1. Original Entry + Comments2. Write a Comment3. Preview Comment
New comments for this entry are disabled.


July 11, 2004  |  Blog search AND  |  2187 hit(s)

I've added an AND capability to the blog search. The original search creates a WHERE clause using LIKE (adding % around the term). I've occasionally wanted to refine a search, so I'm playing around with it at the moment.

Rewind. The original search I coded used stored procedures. There's one to search text+title and a second one to search text+title+comments, which joins the blog and comments table. (As Colt pointed out, there's a slight flaw with the latter; you can end up with multiple hits for the same item if the search term appears in both the text and comments of a particular entry, a problem I haven't found a good solution for.) Because I wanted to release the source of the blog and wanted the "installation" to be as simple as possible, I reverted to creating the query in code. It's arguable that this simplifies anything, but that's what I did.

Adding the AND facility introduces a new angle. AFAIK, the only way to search for multiple terms ANDed together is to string together a WHERE clause with AND predicates, like this:
WHERE blogDescription like "%foo%" AND blogDescription like "%bar%"
The number of predicates is not fixed, which complicates the picture if I want to use a stored procedure. Since you can't dynamically create WHERE clauses in an SP, it seems (?) the choices are to create separate SPs that accept different numbers of parameters, or perhaps an SP that has an IF statement in it that tests the number of parameters and branches to an appropriate query. In the blog, I could easily impose an arbitrary limit of, say, three predicates. But the use of SPs for this application doesn't seem that critical, so it seems easier to just do things in code.

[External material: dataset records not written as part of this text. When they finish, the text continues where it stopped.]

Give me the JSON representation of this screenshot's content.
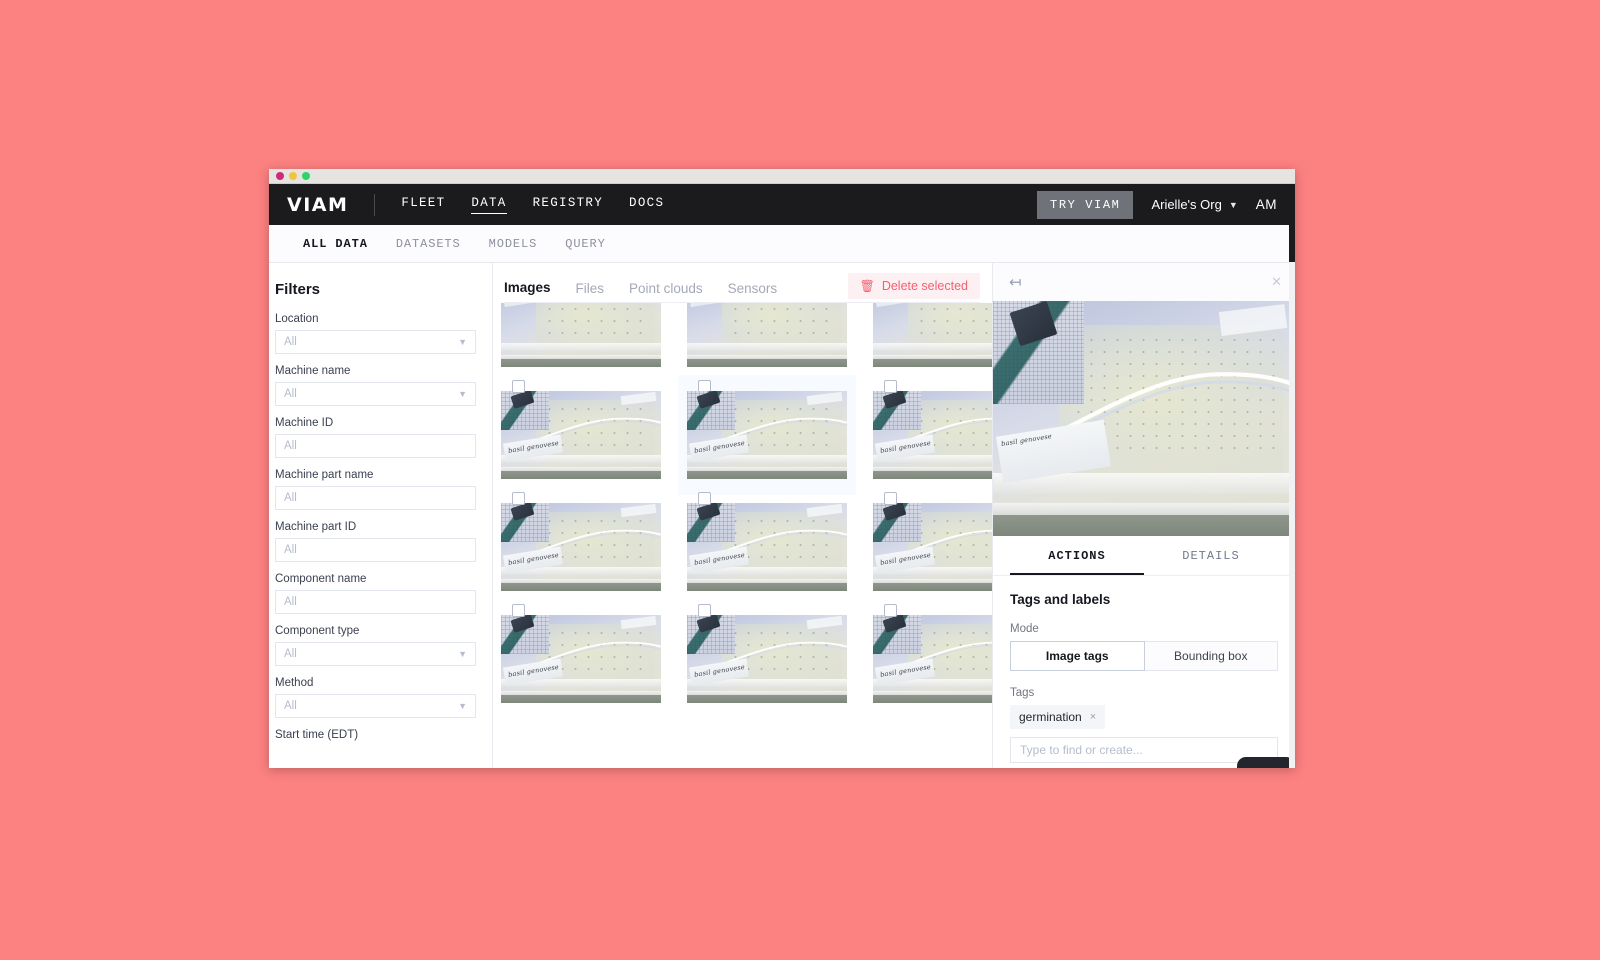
{
  "window": {
    "traffic_lights": [
      "close",
      "minimize",
      "maximize"
    ]
  },
  "topnav": {
    "logo": "VIAM",
    "links": [
      {
        "label": "FLEET",
        "active": false
      },
      {
        "label": "DATA",
        "active": true
      },
      {
        "label": "REGISTRY",
        "active": false
      },
      {
        "label": "DOCS",
        "active": false
      }
    ],
    "try_viam": "TRY VIAM",
    "org_name": "Arielle's Org",
    "org_caret": "chevron-down-icon",
    "avatar_initials": "AM",
    "bg_color": "#1b1b1d"
  },
  "subnav": {
    "tabs": [
      {
        "label": "ALL DATA",
        "active": true
      },
      {
        "label": "DATASETS",
        "active": false
      },
      {
        "label": "MODELS",
        "active": false
      },
      {
        "label": "QUERY",
        "active": false
      }
    ]
  },
  "filters": {
    "title": "Filters",
    "fields": [
      {
        "label": "Location",
        "value": "All",
        "type": "select"
      },
      {
        "label": "Machine name",
        "value": "All",
        "type": "select"
      },
      {
        "label": "Machine ID",
        "value": "All",
        "type": "text"
      },
      {
        "label": "Machine part name",
        "value": "All",
        "type": "text"
      },
      {
        "label": "Machine part ID",
        "value": "All",
        "type": "text"
      },
      {
        "label": "Component name",
        "value": "All",
        "type": "text"
      },
      {
        "label": "Component type",
        "value": "All",
        "type": "select"
      },
      {
        "label": "Method",
        "value": "All",
        "type": "select"
      }
    ],
    "last_label": "Start time (EDT)"
  },
  "data_tabs": {
    "tabs": [
      {
        "label": "Images",
        "active": true
      },
      {
        "label": "Files",
        "active": false
      },
      {
        "label": "Point clouds",
        "active": false
      },
      {
        "label": "Sensors",
        "active": false
      }
    ],
    "delete_button": "Delete selected",
    "delete_icon": "trash-icon",
    "delete_color": "#f4606f"
  },
  "grid": {
    "rows": 4,
    "columns": 3,
    "selected_index": 4,
    "items": [
      {
        "id": 0,
        "variant": "plain",
        "checkbox": false,
        "selected": false
      },
      {
        "id": 1,
        "variant": "plain",
        "checkbox": false,
        "selected": false
      },
      {
        "id": 2,
        "variant": "plain",
        "checkbox": false,
        "selected": false
      },
      {
        "id": 3,
        "variant": "full",
        "checkbox": true,
        "selected": false
      },
      {
        "id": 4,
        "variant": "full",
        "checkbox": true,
        "selected": true
      },
      {
        "id": 5,
        "variant": "full",
        "checkbox": true,
        "selected": false
      },
      {
        "id": 6,
        "variant": "full",
        "checkbox": true,
        "selected": false
      },
      {
        "id": 7,
        "variant": "full",
        "checkbox": true,
        "selected": false
      },
      {
        "id": 8,
        "variant": "full",
        "checkbox": true,
        "selected": false
      },
      {
        "id": 9,
        "variant": "full",
        "checkbox": true,
        "selected": false
      },
      {
        "id": 10,
        "variant": "full",
        "checkbox": true,
        "selected": false
      },
      {
        "id": 11,
        "variant": "full",
        "checkbox": true,
        "selected": false
      }
    ],
    "image_caption": "basil genovese",
    "selection_color": "#3b8ef0"
  },
  "right_panel": {
    "back_icon": "back-arrow-icon",
    "close_icon": "close-icon",
    "preview_caption": "basil genovese",
    "tabs": [
      {
        "label": "ACTIONS",
        "active": true
      },
      {
        "label": "DETAILS",
        "active": false
      }
    ],
    "section_title": "Tags and labels",
    "mode_label": "Mode",
    "mode_options": [
      {
        "label": "Image tags",
        "active": true
      },
      {
        "label": "Bounding box",
        "active": false
      }
    ],
    "tags_label": "Tags",
    "tags": [
      {
        "label": "germination",
        "remove": "×"
      }
    ],
    "tag_input_placeholder": "Type to find or create..."
  },
  "help_widget": {
    "icon": "help-chat-icon",
    "glyph": "?",
    "bg_color": "#23262c"
  }
}
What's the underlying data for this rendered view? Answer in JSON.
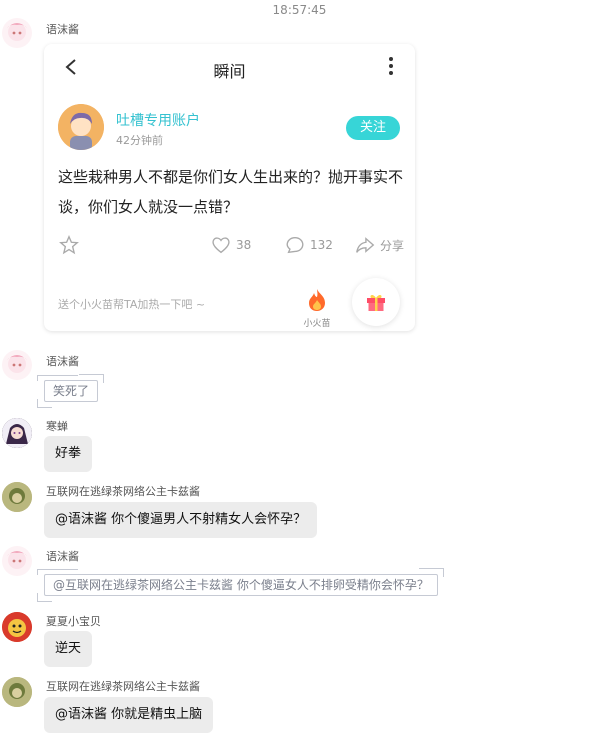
{
  "timestamp": "18:57:45",
  "card": {
    "sender": "语沫酱",
    "header_title": "瞬间",
    "account_name": "吐槽专用账户",
    "time_ago": "42分钟前",
    "follow_label": "关注",
    "post_text": "这些栽种男人不都是你们女人生出来的？抛开事实不谈，你们女人就没一点错？",
    "likes": "38",
    "comments": "132",
    "share_label": "分享",
    "promo_hint": "送个小火苗帮TA加热一下吧 ~",
    "fire_label": "小火苗",
    "accent_color": "#37d5d7"
  },
  "messages": [
    {
      "sender": "语沫酱",
      "text": "笑死了"
    },
    {
      "sender": "寒蝉",
      "text": "好拳"
    },
    {
      "sender": "互联网在逃绿茶网络公主卡兹酱",
      "text": "@语沫酱 你个傻逼男人不射精女人会怀孕？"
    },
    {
      "sender": "语沫酱",
      "text": "@互联网在逃绿茶网络公主卡兹酱 你个傻逼女人不排卵受精你会怀孕？"
    },
    {
      "sender": "夏夏小宝贝",
      "text": "逆天"
    },
    {
      "sender": "互联网在逃绿茶网络公主卡兹酱",
      "text": "@语沫酱 你就是精虫上脑"
    }
  ]
}
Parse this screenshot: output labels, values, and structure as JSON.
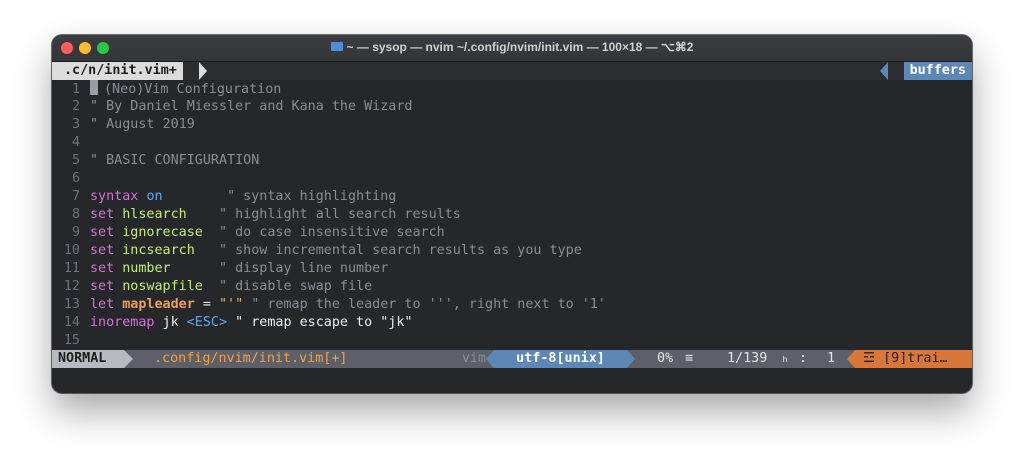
{
  "window": {
    "title": "~ — sysop — nvim ~/.config/nvim/init.vim — 100×18 — ⌥⌘2"
  },
  "tabline": {
    "active_tab": ".c/n/init.vim+",
    "buffers_label": "buffers"
  },
  "lines": [
    {
      "n": "1",
      "text": "(Neo)Vim Configuration"
    },
    {
      "n": "2",
      "text": "\" By Daniel Miessler and Kana the Wizard"
    },
    {
      "n": "3",
      "text": "\" August 2019"
    },
    {
      "n": "4",
      "text": ""
    },
    {
      "n": "5",
      "text": "\" BASIC CONFIGURATION"
    },
    {
      "n": "6",
      "text": ""
    },
    {
      "n": "7",
      "kw": "syntax",
      "arg": "on",
      "pad": "        ",
      "cmt": "\" syntax highlighting"
    },
    {
      "n": "8",
      "kw": "set",
      "arg": "hlsearch",
      "pad": "    ",
      "cmt": "\" highlight all search results"
    },
    {
      "n": "9",
      "kw": "set",
      "arg": "ignorecase",
      "pad": "  ",
      "cmt": "\" do case insensitive search"
    },
    {
      "n": "10",
      "kw": "set",
      "arg": "incsearch",
      "pad": "   ",
      "cmt": "\" show incremental search results as you type"
    },
    {
      "n": "11",
      "kw": "set",
      "arg": "number",
      "pad": "      ",
      "cmt": "\" display line number"
    },
    {
      "n": "12",
      "kw": "set",
      "arg": "noswapfile",
      "pad": "  ",
      "cmt": "\" disable swap file"
    },
    {
      "n": "13",
      "kw": "let",
      "var": "mapleader",
      "eq": " = ",
      "str": "\"'\"",
      "cmt": " \" remap the leader to ''', right next to '1'"
    },
    {
      "n": "14",
      "kw": "inoremap",
      "lhs": " jk ",
      "key": "<ESC>",
      "rest": " \" remap escape to \"jk\""
    },
    {
      "n": "15",
      "text": ""
    }
  ],
  "statusline": {
    "mode": "NORMAL",
    "file": ".config/nvim/init.vim[+]",
    "filetype": "vim",
    "encoding": "utf-8[unix]",
    "percent": "0%",
    "percent_icon": "≡",
    "line_pos": "1/139",
    "line_icon": "ₕ",
    "col_sep": ":",
    "col": "1",
    "warning_icon": "☲",
    "warning": "[9]trai…"
  },
  "colors": {
    "keyword": "#d670d6",
    "option": "#c6ee6e",
    "boolean": "#5fa8e8",
    "comment": "#8a8d94",
    "variable": "#f0a04b",
    "encoding_bg": "#5d88b6",
    "warning_bg": "#d9773a"
  }
}
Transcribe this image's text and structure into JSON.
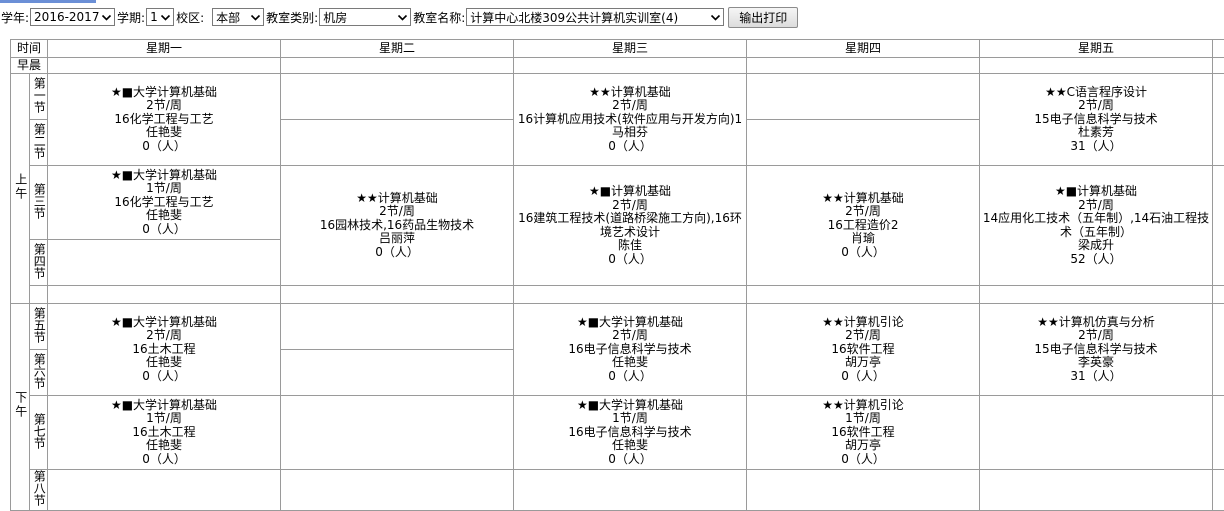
{
  "filters": {
    "year_label": "学年:",
    "year_value": "2016-2017",
    "term_label": "学期:",
    "term_value": "1",
    "campus_label": "校区:",
    "campus_value": "本部",
    "type_label": "教室类别:",
    "type_value": "机房",
    "room_label": "教室名称:",
    "room_value": "计算中心北楼309公共计算机实训室(4)",
    "print_button": "输出打印"
  },
  "table": {
    "time_header": "时间",
    "days": [
      "星期一",
      "星期二",
      "星期三",
      "星期四",
      "星期五"
    ],
    "early": "早晨",
    "am": "上午",
    "pm": "下午",
    "periods": [
      "第一节",
      "第二节",
      "第三节",
      "第四节",
      "第五节",
      "第六节",
      "第七节",
      "第八节"
    ]
  },
  "courses": {
    "mon_12": {
      "name": "★■大学计算机基础",
      "hours": "2节/周",
      "class": "16化学工程与工艺",
      "teacher": "任艳斐",
      "count": "0（人）"
    },
    "wed_12": {
      "name": "★★计算机基础",
      "hours": "2节/周",
      "class": "16计算机应用技术(软件应用与开发方向)1",
      "teacher": "马相芬",
      "count": "0（人）"
    },
    "fri_12": {
      "name": "★★C语言程序设计",
      "hours": "2节/周",
      "class": "15电子信息科学与技术",
      "teacher": "杜素芳",
      "count": "31（人）"
    },
    "mon_3": {
      "name": "★■大学计算机基础",
      "hours": "1节/周",
      "class": "16化学工程与工艺",
      "teacher": "任艳斐",
      "count": "0（人）"
    },
    "tue_34": {
      "name": "★★计算机基础",
      "hours": "2节/周",
      "class": "16园林技术,16药品生物技术",
      "teacher": "吕丽萍",
      "count": "0（人）"
    },
    "wed_34": {
      "name": "★■计算机基础",
      "hours": "2节/周",
      "class": "16建筑工程技术(道路桥梁施工方向),16环境艺术设计",
      "teacher": "陈佳",
      "count": "0（人）"
    },
    "thu_34": {
      "name": "★★计算机基础",
      "hours": "2节/周",
      "class": "16工程造价2",
      "teacher": "肖瑜",
      "count": "0（人）"
    },
    "fri_34": {
      "name": "★■计算机基础",
      "hours": "2节/周",
      "class": "14应用化工技术（五年制）,14石油工程技术（五年制）",
      "teacher": "梁成升",
      "count": "52（人）"
    },
    "mon_56": {
      "name": "★■大学计算机基础",
      "hours": "2节/周",
      "class": "16土木工程",
      "teacher": "任艳斐",
      "count": "0（人）"
    },
    "wed_56": {
      "name": "★■大学计算机基础",
      "hours": "2节/周",
      "class": "16电子信息科学与技术",
      "teacher": "任艳斐",
      "count": "0（人）"
    },
    "thu_56": {
      "name": "★★计算机引论",
      "hours": "2节/周",
      "class": "16软件工程",
      "teacher": "胡万亭",
      "count": "0（人）"
    },
    "fri_56": {
      "name": "★★计算机仿真与分析",
      "hours": "2节/周",
      "class": "15电子信息科学与技术",
      "teacher": "李英豪",
      "count": "31（人）"
    },
    "mon_7": {
      "name": "★■大学计算机基础",
      "hours": "1节/周",
      "class": "16土木工程",
      "teacher": "任艳斐",
      "count": "0（人）"
    },
    "wed_7": {
      "name": "★■大学计算机基础",
      "hours": "1节/周",
      "class": "16电子信息科学与技术",
      "teacher": "任艳斐",
      "count": "0（人）"
    },
    "thu_7": {
      "name": "★★计算机引论",
      "hours": "1节/周",
      "class": "16软件工程",
      "teacher": "胡万亭",
      "count": "0（人）"
    }
  }
}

I made some decisions up front about what I wanted:
  • I needed AND but not OR.
  • Multiple word chunks are inherently treated as units, so I don't need to support quotation marks. In fact, I don't want 'em.
  • The AND operator would be either the literal AND or the & character.
  • I would not worry about escaping quotation marks, AND, or &.
  • I definitely wanted to use ADO.NET parameters for the actual terms.
I need two bits: the first parses the search string looking for AND or &. The second part dynamically creates a WHERE clause. Here's the parse logic:
Dim searchTerm As String = Server.HtmlEncode(textSearch.Text)
searchTerm = searchTerm.Replace("&", "&")
searchTerm = searchTerm.ToLower() ' normalize
searchTerm = searchTerm.Replace("""", "") ' Strip quotation marks
Dim trimmed As Boolean = False
' Trim double spaces from inside the search string.
' (Is there no .NET function for this?)
While Not trimmed
searchTerm = searchTerm.Replace(" ", " ")
If searchTerm.IndexOf(" ") < 0 Then
trimmed = true
End If
End While
searchTerm = searchTerm.Replace(" and ", "&") ' Normalize to &
searchTerm = searchTerm.Replace(" & ", "&")
Dim searchTermArray() As String
searchTermArray = searchTerm.Split("&")
This leaves me with an array of tidied-up search terms. Constructing the WHERE clause is theoretically easy, but I actually have to search multiple fields -- blogDescription, blogTitle, and optionally, blogComments. Searching blogComments introduces the additional complication that it requires a join, because the comments are in another table. Here's the code for the bit without the optional comments included:
For i As Integer = 0 to searchTermArray.Length - 1
If i = 0 Then
whereClause &= " WHERE (blog.blogID < @hivalue) AND "
Else
whereClause &= " AND "
End If
whereClause &= " (blog.description like @searchterm" & i.ToString() & _
" OR blog.title like @searchterm" & i.ToString() & ") "
aCommand.Parameters.Add("@searchterm" & i.ToString(), _
System.Data.SqlDbType.Char).value _
= "%" & searchTermArray(i) & "%"
Next
aCommand.CommandText = "SELECT TOP " & pageSize & _
" blogid, title, entrydatetime, description " & _
" FROM blog " & _
whereClause & _
" ORDER BY blog.EntryDateTime DESC"
All the concatenation is bad enough, and then I need to add parentheses around each predicate. This is not yer best example of easily maintainable code. At least there's no problem creating the parameter objects dynamically, since their ID is a configurable string. When this code runs for a search with two ANDed terms, it constructs a query that looks like this (but not pretty-fied):
SELECT TOP 10 blogid, title, entrydatetime, description
FROM blog
WHERE (blog.blogID < @hivalue)
AND (blog.description like @searchterm0
OR blog.title like @searchterm0)
AND (blog.description like @searchterm1
OR blog.title like @searchterm1)
ORDER BY blog.EntryDateTime DESC
(The @hivalue stuff is used to support paging.) If there were three search terms, a third AND clause would be generated, etc. Note that the % % delimiters are cooked into the searchterm already. If the optional comment search is added, the query looks like this:
SELECT TOP 10 blog.blogid, blog.title, blog.entrydatetime, blog.description
FROM blog
LEFT OUTER JOIN blogComments ON blog.BlogID = blogComments.blogId
WHERE (blog.blogID < @hivalue)
AND (blog.description like @searchterm0
OR blog.title LIKE @searchterm0
OR blogComments.comment LIKE @searchterm0)
AND (blog.description like @searchterm1
OR blog.title LIKE @searchterm1
OR blogComments.comment LIKE @searchterm1)
ORDER BY blog.EntryDateTime DESC
Messy, eh? It does appear to work, although I haven't tested it extensively.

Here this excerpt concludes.